原理原則に基づくイデオロギー的反対派の存在が「安全神話」を強化する土壌を
提供した。(321ページ)
結局、原発事故の遠因は「安全神話」なり、というのが報告書の骨子になっている。産経の記事の見出しそのもの。
「安全神話」が原発事故の遠因 民間事故調報告書
SankeiBiz 2012.2.28 05:00
では、なぜあえて「独立」を装ってまでこのような調査報告を出版するのか? そこには文部科学省の影がちらついているように見えます。原発は政府、経産省、電力会社が中心になって進めてきたように言われるが、原発推進のための思想動員という意味では文科省の果たしてきた役割がはるかに重大だと思っています。安全神話普及の一翼を担った学者は一流大学の教授たちでしたが、事故という、だれにも見える事実の前では、その権威が崩壊してしまい、文科省会長が牛耳る国立大学会社のサラリーマンでしかなかったことがバレてしまいました。
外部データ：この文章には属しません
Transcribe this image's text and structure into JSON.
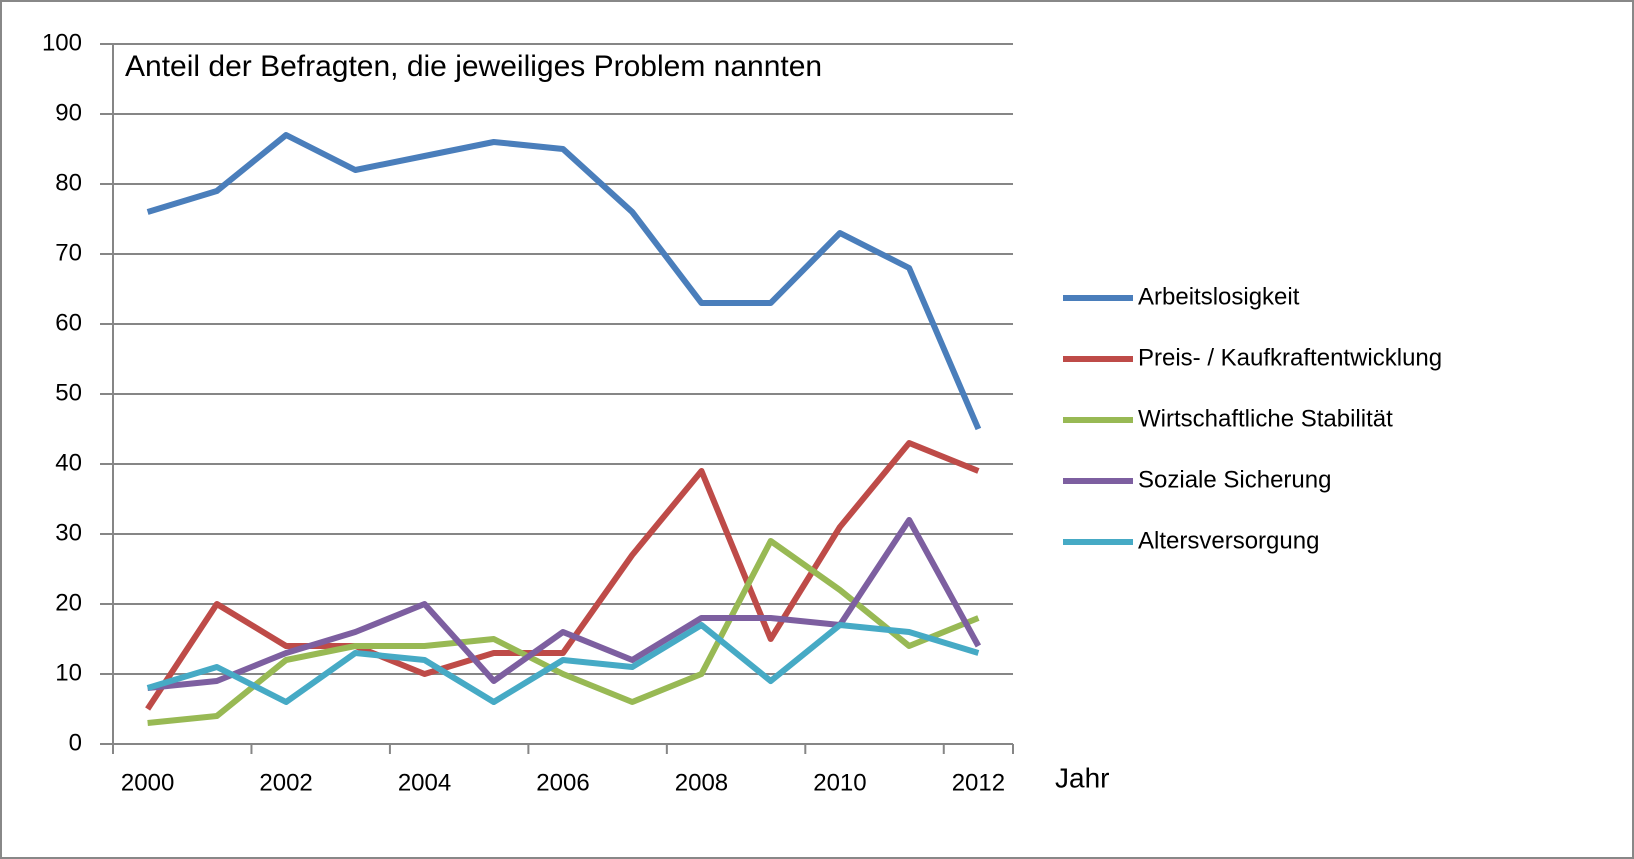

いままで原発推進派だったとしても、まともな学者であれば事故の現実を見て考えを変えるのが当然と、わたしなど普通人は思うが、報告書は「安全神話」に責任を押し付けることで、そして「安全神話」を育てたのは反対運動だという論理をひねり出すことで、傾きかけた文科省とその傘下の学者を支える、いわば、「つっかえ棒」を演じているように見えてしまいます。

報告書でそれを象徴しているのが、管轄しているSPEEDIを生かさなかったことと、学校児童に年間20ミリSvまで被曝を許した文科省の責任をそらすような記述。SPEEDIは災害直後に迅速に利用すべく開発されたシステム。担当者は不眠不休でデータを作成したと言われています。それがいっこうに出てこない。事故後の3月18日に開催された京大原子炉実験所の「第110回原子力安全問題ゼミ」では、今中哲二氏が「なんでSPEEDIが出てこないんだ」と涙声になって怒っている質疑応答の場面newがありました。